With so much news about the Common Core State Standards coming across the wires each day, it’s easy to feel overwhelmed! I was recently reminded, however, of my video interview last year with Dr. Joanne Urrutia of the U.S. Department of Education’s Office of English Language Acquisition (OELA), which offers some hope regarding the CCSS in the midst of information overload. (The interview is also available on YouTube.)
In the interview, Dr. Urrutia provides some helpful context about how policy decisions affect English language learners (ELLs). As part of the interview playlist titled “New Standards,” she speaks about the importance of college- and career-ready standards for ELLs, clarifying the Department’s role in the implementation of these new standards. For example, she makes an important distinction between state and federal responsibilities with regards to language proficiency standards, noting that while states are responsible for aligning their English language proficiency standards to college- and career-ready standards, the role of the U.S. Department of Education is to help guide the process instead by looking at the big picture.
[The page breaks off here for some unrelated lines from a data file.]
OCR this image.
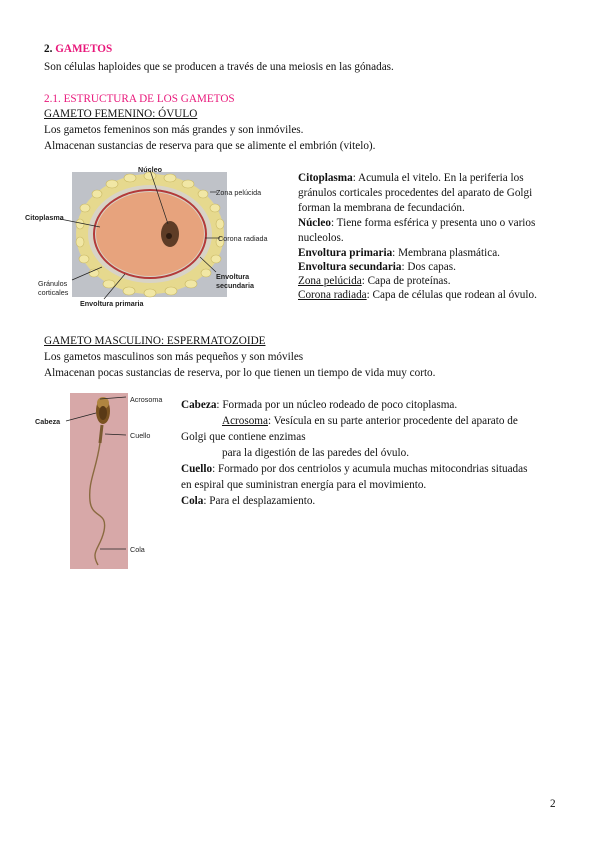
2. GAMETOS
Son células haploides que se producen a través de una meiosis en las gónadas.
2.1. ESTRUCTURA DE LOS GAMETOS
GAMETO FEMENINO: ÓVULO
Los gametos femeninos son más grandes y son inmóviles.
Almacenan sustancias de reserva para que se alimente el embrión (vitelo).
Núcleo
Zona pelúcida
Citoplasma
Corona radiada
Gránulos
corticales
Envoltura
secundaria
Envoltura primaria
Citoplasma: Acumula el vitelo. En la periferia los
gránulos corticales procedentes del aparato de Golgi
forman la membrana de fecundación.
Núcleo: Tiene forma esférica y presenta uno o varios
nucleolos.
Envoltura primaria: Membrana plasmática.
Envoltura secundaria: Dos capas.
Zona pelúcida: Capa de proteínas.
Corona radiada: Capa de células que rodean al óvulo.
GAMETO MASCULINO: ESPERMATOZOIDE
Los gametos masculinos son más pequeños y son móviles
Almacenan pocas sustancias de reserva, por lo que tienen un tiempo de vida muy corto.
Acrosoma
Cabeza
Cuello
Cola
Cabeza: Formada por un núcleo rodeado de poco citoplasma.
Acrosoma: Vesícula en su parte anterior procedente del aparato de
Golgi que contiene enzimas
para la digestión de las paredes del óvulo.
Cuello: Formado por dos centriolos y acumula muchas mitocondrias situadas
en espiral que suministran energía para el movimiento.
Cola: Para el desplazamiento.
2
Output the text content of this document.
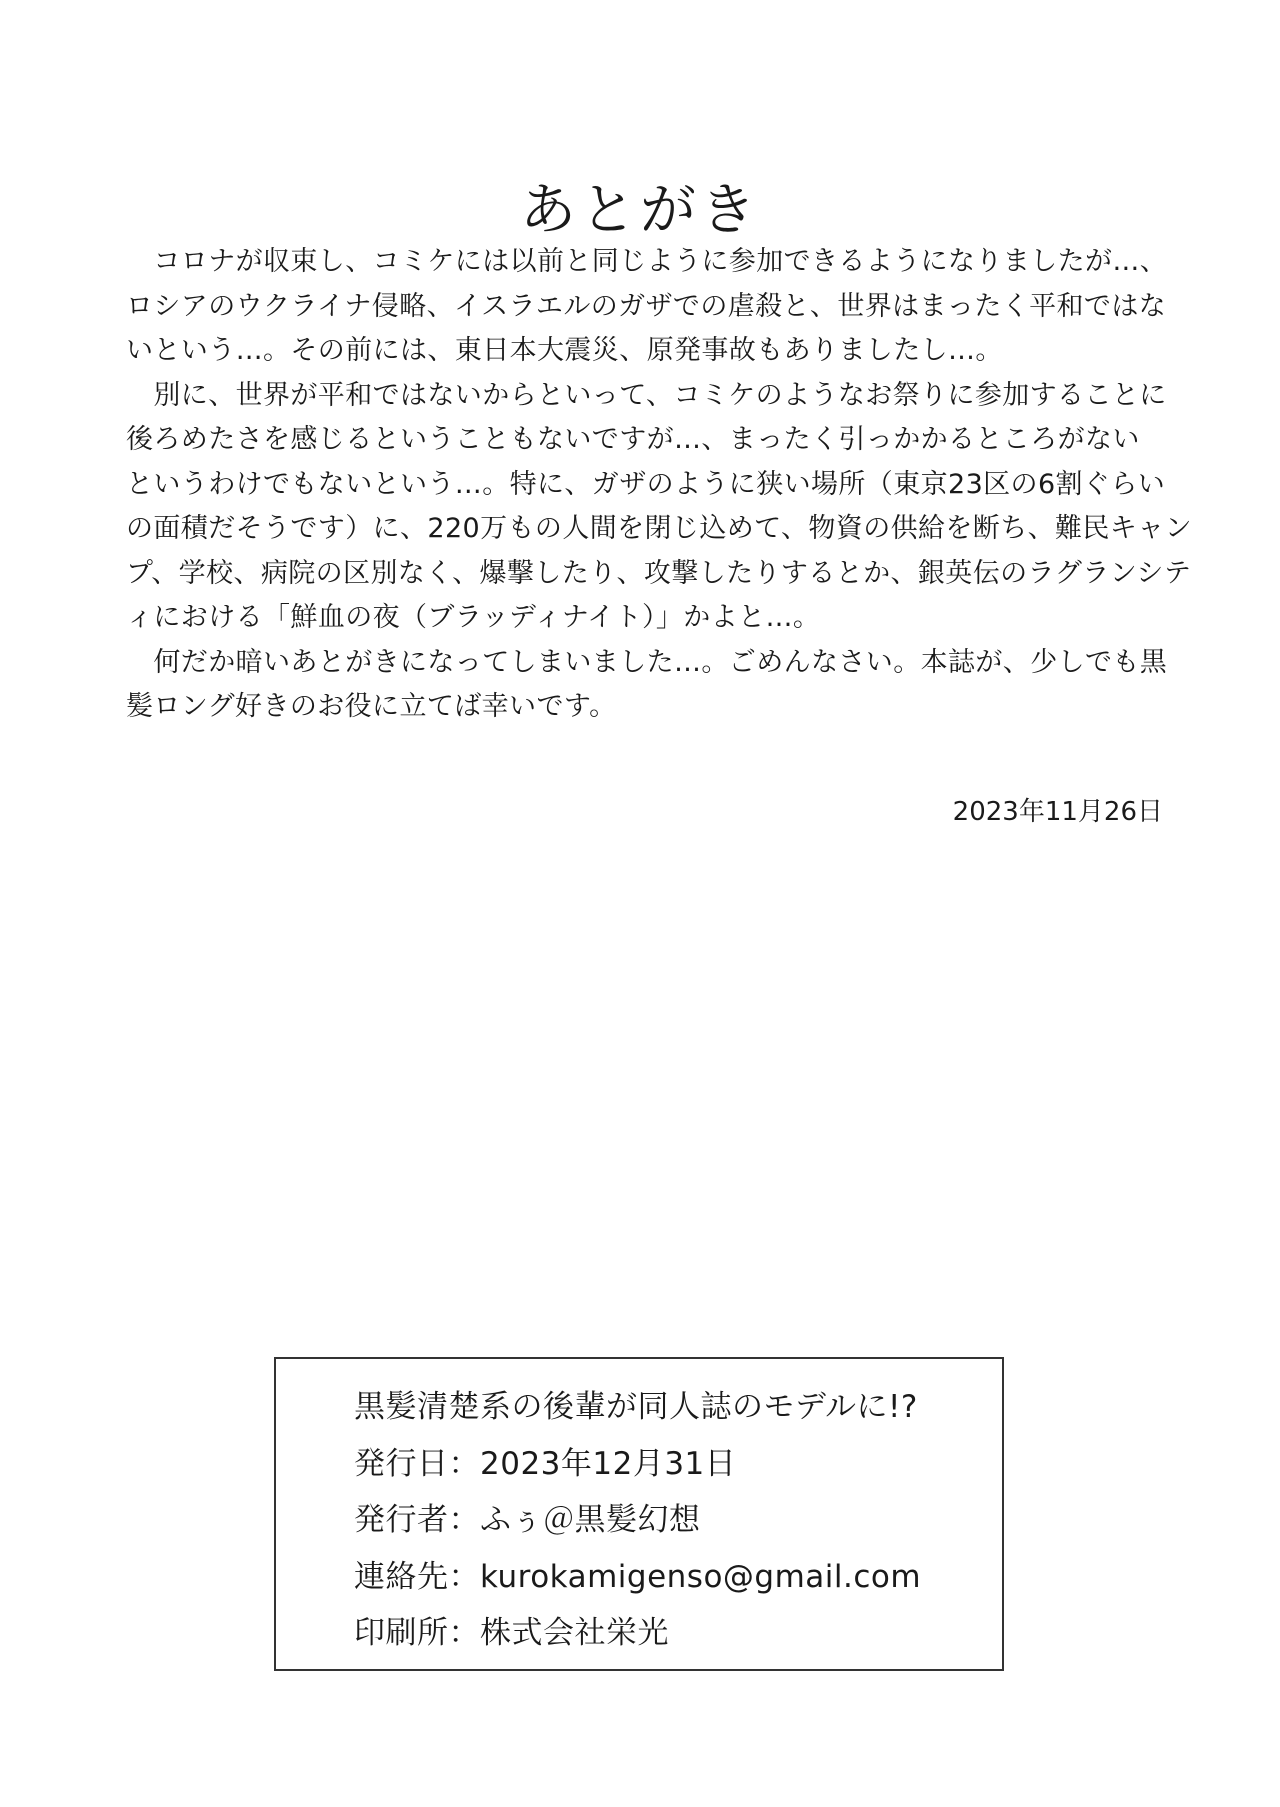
あとがき
　コロナが収束し、コミケには以前と同じように参加できるようになりましたが…、
ロシアのウクライナ侵略、イスラエルのガザでの虐殺と、世界はまったく平和ではな
いという…。その前には、東日本大震災、原発事故もありましたし…。
　別に、世界が平和ではないからといって、コミケのようなお祭りに参加することに
後ろめたさを感じるということもないですが…、まったく引っかかるところがない
というわけでもないという…。特に、ガザのように狭い場所（東京23区の6割ぐらい
の面積だそうです）に、220万もの人間を閉じ込めて、物資の供給を断ち、難民キャン
プ、学校、病院の区別なく、爆撃したり、攻撃したりするとか、銀英伝のラグランシテ
ィにおける「鮮血の夜（ブラッディナイト）」かよと…。
　何だか暗いあとがきになってしまいました…。ごめんなさい。本誌が、少しでも黒
髪ロング好きのお役に立てば幸いです。
2023年11月26日
黒髪清楚系の後輩が同人誌のモデルに!?
発行日：2023年12月31日
発行者：ふぅ＠黒髪幻想
連絡先：kurokamigenso@gmail.com
印刷所：株式会社栄光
She says, “The Department can provide resources in the area of research and ask experts to take a look at language proficiency standards and assist in determining, ‘Look, what are the skills that are needed so that English learners are ready and are able to access this rigorous academic content that is part of the college- and career-standards?’" It will be interesting to see what direction that federal guidance goes in as more states grapple with alignment issues and as educators dig in to what the standards will look like in the classroom.
Experiences in Miami
Dr. Urrutia also shares two highlights from her 35 years’ experience as an educator and administrator in the Miami-Dade County School District. The first was building a dual-language program at a Title I school serving a largely African-American community, Laura Park Elementary, which is a story worth hearing!
The second was her experience, as the district’s administrative director for the Division of Bilingual Education and World Languages, with a new ELL standards initiative in Miami for elementary, middle, and high school students several years ago. As part of that initiative, Miami educators were told by the state that they needed to provide ELLs with access to grade-level instruction. She remembered that the going was tough and that it took a lot of hard work over a couple of years to make the shifts needed – sound familiar? Eventually, however, the new system began to work and some big lessons emerged from the process, such as the realization that this was the first time the ESL teachers had an opportunity to really get to know the Language Arts curriculum that the kids were supposed to be mastering outside of the ESL classroom.
In addition, since Spanish-language instruction is a fixture in Miami schools, the district mapped Spanish Language Arts standards with the ELA standards so that ELLs were getting a double dose of Language Arts skills in English and Spanish – perhaps an idea for those who wonder what the CCSS means for bilingual education models. (For information on districts currently working on adapting the CCSS for dual-language programs, see this October 2012 blog post from Lesli Maxwell at Education Week.)
Food for Thought
In the midst of the debate and uncertainty surrounding CCSS, it is helpful to hear from someone who has gone through the growing pains of this kind of change and has come out of it in a better place. It’s important to learn from people who have experienced something similar before, like Dr. Urritia.
It is also reassuring to learn from those who are experiencing the CCSS now, such as Albuquerque teacher Miriam Martinez, also a member of the American Federation of Teachers’ ELL Educator Cadre and a participant in our CCSS work in Albuquerque. In a journal entry written for our CCSS project, she notes that while she's been around the block a few times when it comes to new standards, she's hopeful that the CCSS will have a more positive outcome than previous standards movements.
What about you? Have you learned lessons from earlier standards initiatives or curriculum changes that can be applied now to the Common Core? We’d love to hear your comments!